A recession is a significant economic slowdown that lasts at least a few months and sometimes years. Although experts can predict a recession, they cannot say how long it will last or how severe it will be. Nevertheless, a recession can have a significant impact on businesses.
Some tips for creating a recession proof business during an economic decline are:
Before you need extra money, secure a line of credit or other financings so that during the “dry months,” you have some available cash to keep things going.
Keep a close eye on cash flow before getting into a dire situation. You should keep cash on hand equal to at least six months’ worth of expenses.
Another way to keep cash flowing is to manage your receivables aggressively. You may need to obtain help from a collection agency or lawyer to help collect difficult accounts. Require deposits for large jobs and consider incremental billing, so you get paid as the job progresses.

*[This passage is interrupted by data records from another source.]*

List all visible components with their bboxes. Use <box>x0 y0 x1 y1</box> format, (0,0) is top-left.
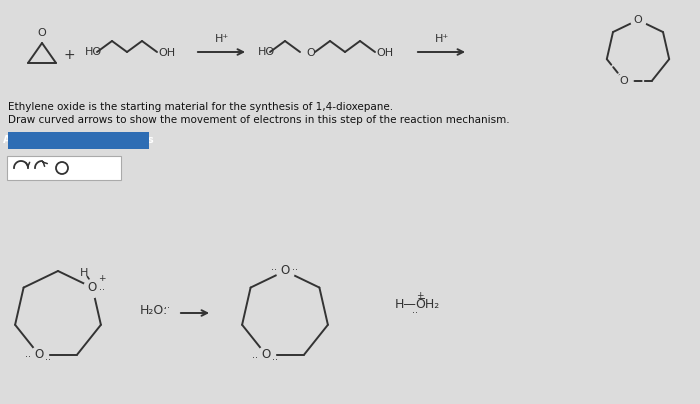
Text: ↔: ↔ <box>73 162 83 175</box>
Text: +: + <box>416 292 424 301</box>
Text: H—: H— <box>395 299 417 311</box>
Text: ×: × <box>87 162 97 175</box>
Text: HO: HO <box>258 47 275 57</box>
Text: OH: OH <box>376 48 393 58</box>
Text: ··: ·· <box>271 265 277 275</box>
Text: O: O <box>281 265 290 278</box>
Text: O̅H₂: O̅H₂ <box>415 299 440 311</box>
Text: H₂O:: H₂O: <box>140 303 168 316</box>
FancyBboxPatch shape <box>7 156 121 180</box>
Text: O: O <box>306 48 315 58</box>
Text: H⁺: H⁺ <box>435 34 449 44</box>
Text: O: O <box>261 348 270 361</box>
Text: O: O <box>620 76 629 86</box>
Text: ··: ·· <box>99 286 106 296</box>
Text: +: + <box>98 274 105 283</box>
Text: ⎕: ⎕ <box>103 163 109 173</box>
Text: O: O <box>34 348 43 361</box>
Text: +: + <box>63 48 75 62</box>
Text: Ethylene oxide is the starting material for the synthesis of 1,4-dioxepane.: Ethylene oxide is the starting material … <box>8 102 393 112</box>
Text: ··: ·· <box>272 355 278 365</box>
Text: H⁺: H⁺ <box>214 34 229 44</box>
Text: Draw curved arrows to show the movement of electrons in this step of the reactio: Draw curved arrows to show the movement … <box>8 115 510 125</box>
Text: ··: ·· <box>412 308 418 318</box>
Text: ··: ·· <box>252 353 258 363</box>
Text: O: O <box>634 15 643 25</box>
Text: ··: ·· <box>45 355 51 365</box>
Text: ··: ·· <box>292 265 298 275</box>
FancyBboxPatch shape <box>8 131 148 149</box>
Text: H: H <box>80 267 89 278</box>
Text: HO: HO <box>85 47 102 57</box>
Text: O: O <box>88 281 97 294</box>
Text: Arrow-pushing Instructions: Arrow-pushing Instructions <box>3 135 153 145</box>
Text: ··: ·· <box>25 351 31 362</box>
Text: ··: ·· <box>164 303 170 313</box>
Text: OH: OH <box>158 48 175 58</box>
Text: O: O <box>38 28 46 38</box>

Now is the time to look for areas where you can cut expenses. There are always things you can do to get through the lean times. Drop any discretionary expenses immediately and look for other areas where you can cut back. Perhaps it means getting quotes from different insurance companies or switching vendors that offer a better price.
Sometimes, it may even mean moving to a less expensive office space or switching to an all-remote workforce and closing the office to save money.

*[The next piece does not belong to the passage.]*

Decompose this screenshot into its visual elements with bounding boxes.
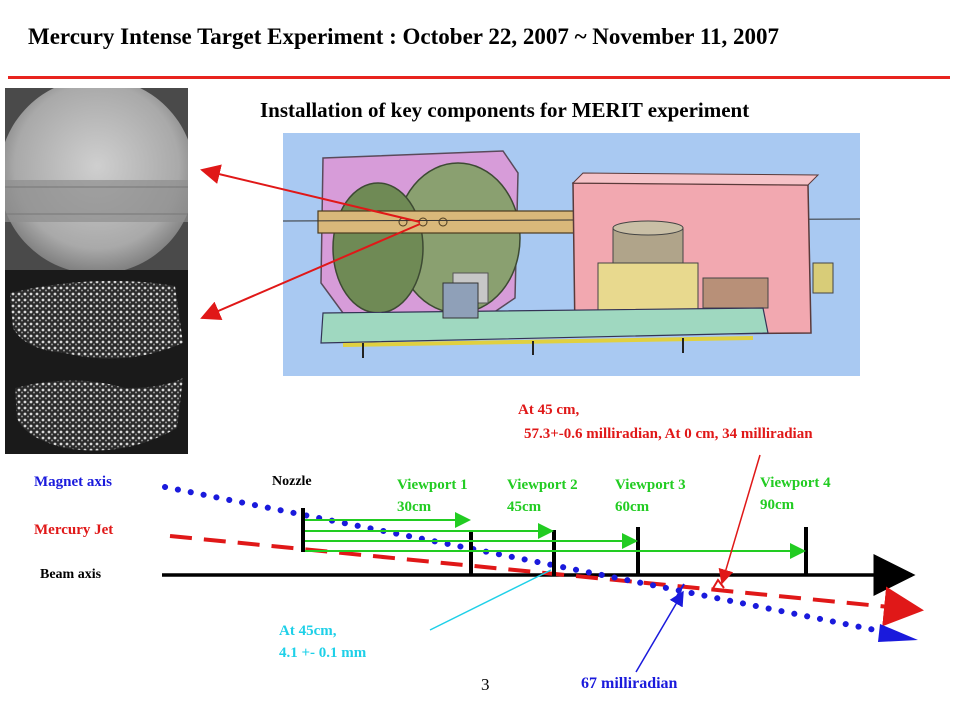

Although it’s great to have inventory available when you need it, you could have a lot of cash just sitting there on the shelves, and now is when you need to free that up.
Although you may need to push back delivery of your products, it will be worth it not to have expensive parts sitting around without any income coming in.
The ugly truth is that the biggest expense for most companies is the staff. Take a good hard look at your staffing needs and whittle down a lean team who can get the job done while your business is in a recession. Then when things improve, you can beef up your workforce again.
During a recession, it’s a good practice to cultivate strong relationships with other businesses that you can partner with and help each other. For example, you may be able to barter services for services to save money. Start to create a network of small businesses that can lean on each other during these trying times.
Following these will surely impact your business and it move towards becoming a recession proof business.